Ron's guide to Assembly is your bible, especially
this page.
I'm at home increasingly less often, but when I am, I can try to lend you a hand. It's not the code itself that's complicated -- any idiot can port it back to C, it's the fact that you've got to figure out from a series of calculations what's going on.
Prime example:
.text:004014AC cmp [esi], bl ; BL is 0 -- we're looking for a null char
.text:004014AE mov eax, esi
.text:004014B0 jz short loc_4014B7 ; if(*esi == bl) { jmp loc_4014B7; }
.text:004014B2
.text:004014B2 loc_4014B2: ; CODE XREF: CheckRevision+45j
.text:004014B2 inc eax ; We're searching for the first null character on the stack
.text:004014B2 ;
.text:004014B2 ; C++:
.text:004014B2 ; while(*(++eax) != (int)0)

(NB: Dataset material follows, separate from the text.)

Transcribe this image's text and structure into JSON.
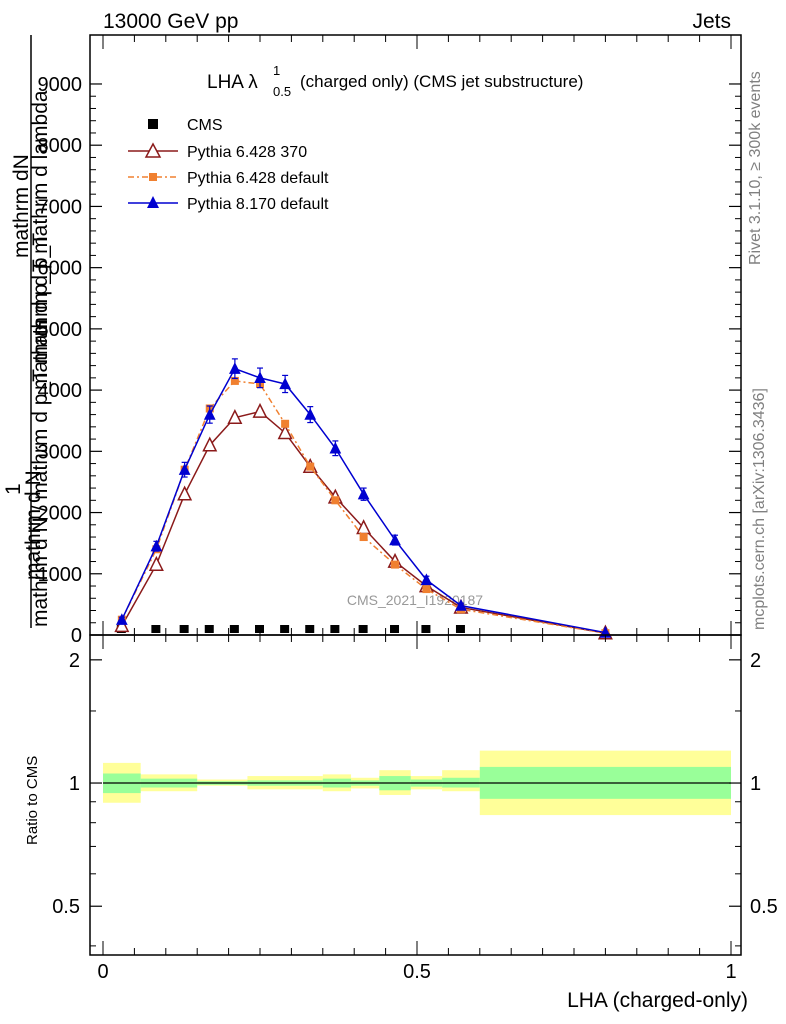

.text:004014B3 cmp [eax], bl
.text:004014B5 jnz short loc_4014B2 ;
.text:004014B5 ; Eventually, we've ended up with the length of the EXE string
.text:004014B5 ; I don't have a clue why they don't just take this argument in
.text:004014B7
.text:004014B7 loc_4014B7: ; CODE XREF: CheckRevision+40j
.text:004014B7 sub eax, esi
.text:004014B9 push eax ; dwBytes
.text:004014BA mov [esp+1A4h+var_194], eax
.text:004014BE call HeapAllocWrapper ; This alloc's a chunk of memory the size of the EXE path
From my comments, you should be able to tell pretty easily what it does, but if it weren't commented it'd be tough. Keep in mind that they don't actually get the three paths as arguments, but skip to -0x0C on the stack, so this is actually reading from the pointer on the stack, not the argument. Not that it makes that much of a difference, but it's another complication you should be aware of.
int16 bl = 0;
if(*esi = bl)
{
jump nullExePath;
}
else
{
intptr32 &eax = esi;
do
{
&eax++;
} while(*eax != 0)
eax -= esi;
*(&var+194+0x1A4) = eax; // this is obviously not going to work, but you get the idea
eax = HeapAllocWrapper(eax);
// ...
}
Basically, it's calling strlen on EXE Path. I'm willing to bet var_194 is the EXE statstring, but I don't know.